O.P. - Existe vida pós relacionamento abusivo? Quais são as chances de cair novamente em uma relação perigo?

L.M.: Existe sim! Muitas vítimas já saíram e conseguiram recuperar a saúde mental e a autoestima. É importante que ela tenha apoio de pessoas próximas nesse momento para se reconstruir e, se possível, que tenha um acompanhamento psicológico para lidar com os sentimentos que ficam após os abusos.

Infelizmente, as chances de uma vítima que sai de um relacionamento abusivo entrar em outro são grandes. Se ela não alcançou uma boa autoestima e se não se fortaleceu psicologicamente após a relação, ela continuará no perfil de vítima ideal que eu já mencionei. Além disso, a própria baixa autoestima é um fator negativo na hora das escolhas amorosas e das exigências para se relacionar. Se eu não enxergo valor em mim e não me amo, eu não consigo definir para o outro o que eu aceito ou não dentro de um relacionamento.

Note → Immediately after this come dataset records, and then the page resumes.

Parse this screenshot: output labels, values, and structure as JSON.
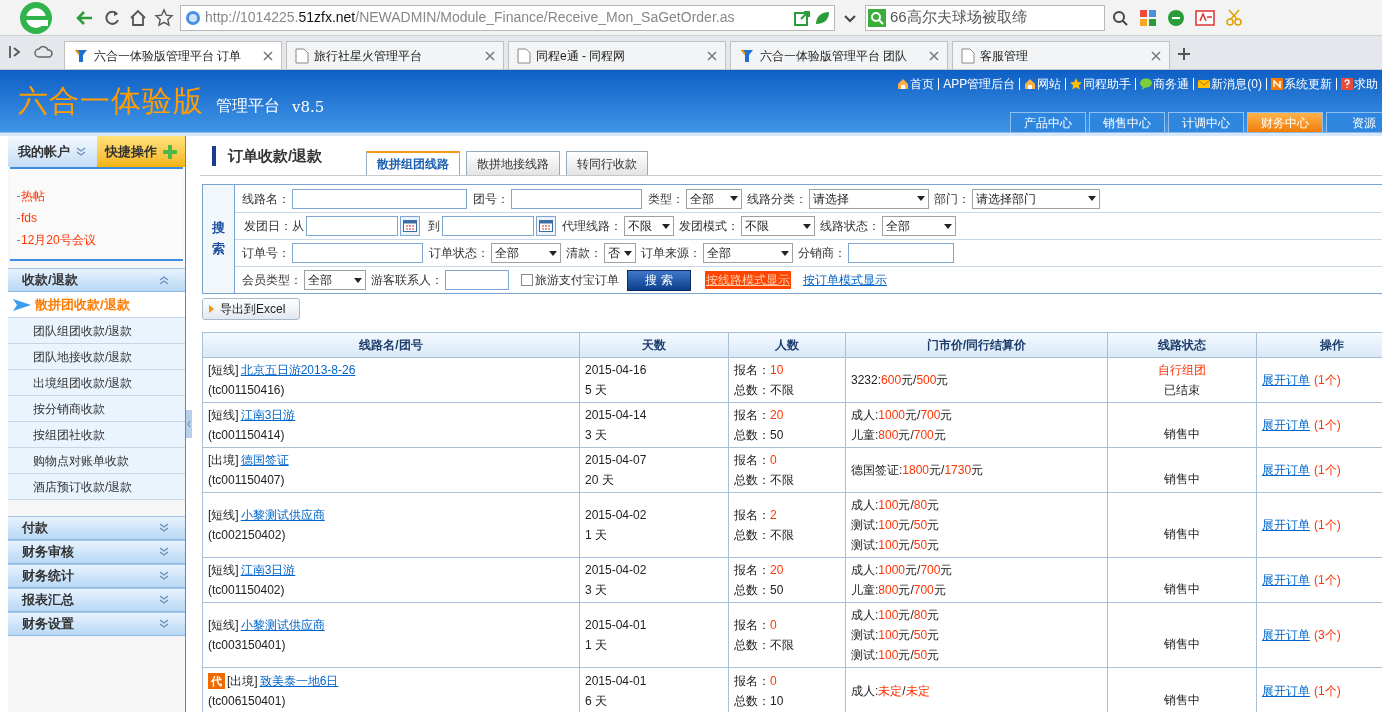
{
  "browser": {
    "url_prefix": "http://1014225.",
    "url_domain": "51zfx.net",
    "url_path": "/NEWADMIN/Module_Finance/Receive_Mon_SaGetOrder.as",
    "search": "66高尔夫球场被取缔",
    "tabs": [
      {
        "title": "六合一体验版管理平台 订单",
        "kind": "app",
        "selected": true
      },
      {
        "title": "旅行社星火管理平台",
        "kind": "page",
        "selected": false
      },
      {
        "title": "同程e通 - 同程网",
        "kind": "page",
        "selected": false
      },
      {
        "title": "六合一体验版管理平台 团队",
        "kind": "app",
        "selected": false
      },
      {
        "title": "客服管理",
        "kind": "page",
        "selected": false
      }
    ]
  },
  "header": {
    "logo": "六合一体验版",
    "subtitle": "管理平台",
    "version": "v8.5",
    "links": [
      {
        "text": "首页",
        "kind": "home"
      },
      {
        "text": "APP管理后台",
        "kind": "none"
      },
      {
        "text": "网站",
        "kind": "home"
      },
      {
        "text": "同程助手",
        "kind": "star"
      },
      {
        "text": "商务通",
        "kind": "chat"
      },
      {
        "text": "新消息(0)",
        "kind": "mail"
      },
      {
        "text": "系统更新",
        "kind": "news"
      },
      {
        "text": "求助",
        "kind": "help"
      }
    ],
    "nav": [
      {
        "label": "产品中心",
        "selected": false
      },
      {
        "label": "销售中心",
        "selected": false
      },
      {
        "label": "计调中心",
        "selected": false
      },
      {
        "label": "财务中心",
        "selected": true
      },
      {
        "label": "资源",
        "selected": false
      }
    ]
  },
  "sidebar": {
    "tabs": [
      {
        "label": "我的帐户",
        "selected": false
      },
      {
        "label": "快捷操作",
        "selected": true
      }
    ],
    "notices": [
      "热帖",
      "fds",
      "12月20号会议"
    ],
    "menu": [
      {
        "label": "收款/退款",
        "expanded": true,
        "children": [
          {
            "label": "散拼团收款/退款",
            "selected": true
          },
          {
            "label": "团队组团收款/退款",
            "selected": false
          },
          {
            "label": "团队地接收款/退款",
            "selected": false
          },
          {
            "label": "出境组团收款/退款",
            "selected": false
          },
          {
            "label": "按分销商收款",
            "selected": false
          },
          {
            "label": "按组团社收款",
            "selected": false
          },
          {
            "label": "购物点对账单收款",
            "selected": false
          },
          {
            "label": "酒店预订收款/退款",
            "selected": false
          }
        ]
      },
      {
        "label": "付款",
        "expanded": false
      },
      {
        "label": "财务审核",
        "expanded": false
      },
      {
        "label": "财务统计",
        "expanded": false
      },
      {
        "label": "报表汇总",
        "expanded": false
      },
      {
        "label": "财务设置",
        "expanded": false
      }
    ]
  },
  "main": {
    "title": "订单收款/退款",
    "tabs": [
      {
        "label": "散拼组团线路",
        "selected": true
      },
      {
        "label": "散拼地接线路",
        "selected": false
      },
      {
        "label": "转同行收款",
        "selected": false
      }
    ],
    "search": {
      "label": "搜索",
      "rows": [
        {
          "fields": [
            {
              "kind": "input",
              "label": "线路名："
            },
            {
              "kind": "input",
              "label": "团号："
            },
            {
              "kind": "select",
              "label": "类型：",
              "value": "全部"
            },
            {
              "kind": "select",
              "label": "线路分类：",
              "value": "请选择"
            },
            {
              "kind": "select",
              "label": "部门：",
              "value": "请选择部门"
            }
          ]
        },
        {
          "fields": [
            {
              "kind": "date",
              "label": "发团日：从"
            },
            {
              "kind": "date",
              "label": "到"
            },
            {
              "kind": "select",
              "label": "代理线路：",
              "value": "不限"
            },
            {
              "kind": "select",
              "label": "发团模式：",
              "value": "不限"
            },
            {
              "kind": "select",
              "label": "线路状态：",
              "value": "全部"
            }
          ]
        },
        {
          "fields": [
            {
              "kind": "input",
              "label": "订单号："
            },
            {
              "kind": "select",
              "label": "订单状态：",
              "value": "全部"
            },
            {
              "kind": "select",
              "label": "清款：",
              "value": "否"
            },
            {
              "kind": "select",
              "label": "订单来源：",
              "value": "全部"
            },
            {
              "kind": "input",
              "label": "分销商："
            }
          ]
        },
        {
          "fields": [
            {
              "kind": "select",
              "label": "会员类型：",
              "value": "全部"
            },
            {
              "kind": "input",
              "label": "游客联系人："
            },
            {
              "kind": "checkbox",
              "label": "旅游支付宝订单",
              "checked": false
            },
            {
              "kind": "button",
              "label": "搜 索"
            },
            {
              "kind": "link",
              "label": "按线路模式显示",
              "selected": true
            },
            {
              "kind": "link",
              "label": "按订单模式显示",
              "selected": false
            }
          ]
        }
      ]
    },
    "export_button": "导出到Excel",
    "table": {
      "columns": [
        "线路名/团号",
        "天数",
        "人数",
        "门市价/同行结算价",
        "线路状态",
        "操作"
      ],
      "rows": [
        {
          "tag": "[短线]",
          "name": "北京五日游2013-8-26",
          "code": "(tc001150416)",
          "date": "2015-04-16",
          "days": "5 天",
          "signed_label": "报名：",
          "signed": "10",
          "total_label": "总数：",
          "total": "不限",
          "prices": [
            [
              {
                "text": "3232:",
                "highlight": false
              },
              {
                "text": "600",
                "highlight": true
              },
              {
                "text": "元/",
                "highlight": false
              },
              {
                "text": "500",
                "highlight": true
              },
              {
                "text": "元",
                "highlight": false
              }
            ]
          ],
          "status": [
            {
              "text": "自行组团",
              "highlight": true
            },
            {
              "text": "已结束",
              "highlight": false
            }
          ],
          "action": "展开订单",
          "count": "(1个)"
        },
        {
          "tag": "[短线]",
          "name": "江南3日游",
          "code": "(tc001150414)",
          "date": "2015-04-14",
          "days": "3 天",
          "signed_label": "报名：",
          "signed": "20",
          "total_label": "总数：",
          "total": "50",
          "prices": [
            [
              {
                "text": "成人:",
                "highlight": false
              },
              {
                "text": "1000",
                "highlight": true
              },
              {
                "text": "元/",
                "highlight": false
              },
              {
                "text": "700",
                "highlight": true
              },
              {
                "text": "元",
                "highlight": false
              }
            ],
            [
              {
                "text": "儿童:",
                "highlight": false
              },
              {
                "text": "800",
                "highlight": true
              },
              {
                "text": "元/",
                "highlight": false
              },
              {
                "text": "700",
                "highlight": true
              },
              {
                "text": "元",
                "highlight": false
              }
            ]
          ],
          "status": [
            {
              "text": "销售中",
              "highlight": false
            }
          ],
          "action": "展开订单",
          "count": "(1个)"
        },
        {
          "tag": "[出境]",
          "name": "德国签证",
          "code": "(tc001150407)",
          "date": "2015-04-07",
          "days": "20 天",
          "signed_label": "报名：",
          "signed": "0",
          "total_label": "总数：",
          "total": "不限",
          "prices": [
            [
              {
                "text": "德国签证:",
                "highlight": false
              },
              {
                "text": "1800",
                "highlight": true
              },
              {
                "text": "元/",
                "highlight": false
              },
              {
                "text": "1730",
                "highlight": true
              },
              {
                "text": "元",
                "highlight": false
              }
            ]
          ],
          "status": [
            {
              "text": "销售中",
              "highlight": false
            }
          ],
          "action": "展开订单",
          "count": "(1个)"
        },
        {
          "tag": "[短线]",
          "name": "小黎测试供应商",
          "code": "(tc002150402)",
          "date": "2015-04-02",
          "days": "1 天",
          "signed_label": "报名：",
          "signed": "2",
          "total_label": "总数：",
          "total": "不限",
          "prices": [
            [
              {
                "text": "成人:",
                "highlight": false
              },
              {
                "text": "100",
                "highlight": true
              },
              {
                "text": "元/",
                "highlight": false
              },
              {
                "text": "80",
                "highlight": true
              },
              {
                "text": "元",
                "highlight": false
              }
            ],
            [
              {
                "text": "测试:",
                "highlight": false
              },
              {
                "text": "100",
                "highlight": true
              },
              {
                "text": "元/",
                "highlight": false
              },
              {
                "text": "50",
                "highlight": true
              },
              {
                "text": "元",
                "highlight": false
              }
            ],
            [
              {
                "text": "测试:",
                "highlight": false
              },
              {
                "text": "100",
                "highlight": true
              },
              {
                "text": "元/",
                "highlight": false
              },
              {
                "text": "50",
                "highlight": true
              },
              {
                "text": "元",
                "highlight": false
              }
            ]
          ],
          "status": [
            {
              "text": "销售中",
              "highlight": false
            }
          ],
          "action": "展开订单",
          "count": "(1个)"
        },
        {
          "tag": "[短线]",
          "name": "江南3日游",
          "code": "(tc001150402)",
          "date": "2015-04-02",
          "days": "3 天",
          "signed_label": "报名：",
          "signed": "20",
          "total_label": "总数：",
          "total": "50",
          "prices": [
            [
              {
                "text": "成人:",
                "highlight": false
              },
              {
                "text": "1000",
                "highlight": true
              },
              {
                "text": "元/",
                "highlight": false
              },
              {
                "text": "700",
                "highlight": true
              },
              {
                "text": "元",
                "highlight": false
              }
            ],
            [
              {
                "text": "儿童:",
                "highlight": false
              },
              {
                "text": "800",
                "highlight": true
              },
              {
                "text": "元/",
                "highlight": false
              },
              {
                "text": "700",
                "highlight": true
              },
              {
                "text": "元",
                "highlight": false
              }
            ]
          ],
          "status": [
            {
              "text": "销售中",
              "highlight": false
            }
          ],
          "action": "展开订单",
          "count": "(1个)"
        },
        {
          "tag": "[短线]",
          "name": "小黎测试供应商",
          "code": "(tc003150401)",
          "date": "2015-04-01",
          "days": "1 天",
          "signed_label": "报名：",
          "signed": "0",
          "total_label": "总数：",
          "total": "不限",
          "prices": [
            [
              {
                "text": "成人:",
                "highlight": false
              },
              {
                "text": "100",
                "highlight": true
              },
              {
                "text": "元/",
                "highlight": false
              },
              {
                "text": "80",
                "highlight": true
              },
              {
                "text": "元",
                "highlight": false
              }
            ],
            [
              {
                "text": "测试:",
                "highlight": false
              },
              {
                "text": "100",
                "highlight": true
              },
              {
                "text": "元/",
                "highlight": false
              },
              {
                "text": "50",
                "highlight": true
              },
              {
                "text": "元",
                "highlight": false
              }
            ],
            [
              {
                "text": "测试:",
                "highlight": false
              },
              {
                "text": "100",
                "highlight": true
              },
              {
                "text": "元/",
                "highlight": false
              },
              {
                "text": "50",
                "highlight": true
              },
              {
                "text": "元",
                "highlight": false
              }
            ]
          ],
          "status": [
            {
              "text": "销售中",
              "highlight": false
            }
          ],
          "action": "展开订单",
          "count": "(3个)"
        },
        {
          "badge": "代",
          "tag": "[出境]",
          "name": "致美泰一地6日",
          "code": "(tc006150401)",
          "date": "2015-04-01",
          "days": "6 天",
          "signed_label": "报名：",
          "signed": "0",
          "total_label": "总数：",
          "total": "10",
          "prices": [
            [
              {
                "text": "成人:",
                "highlight": false
              },
              {
                "text": "未定",
                "highlight": true
              },
              {
                "text": "/",
                "highlight": false
              },
              {
                "text": "未定",
                "highlight": true
              }
            ]
          ],
          "status": [
            {
              "text": "销售中",
              "highlight": false
            }
          ],
          "action": "展开订单",
          "count": "(1个)"
        }
      ]
    }
  }
}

Para se relacionar de forma saudável é preciso que a pessoa consiga reconhecer e estabelecer os seus limites ao outro e que tenha definido os critérios de parceiros e de relacionamento que lhe interessam ou não. Geralmente, a pessoa com baixa autoestima não têm bem claro esses parâmetros, pois não acredita que possui esse poder de escolha e teme ficar só.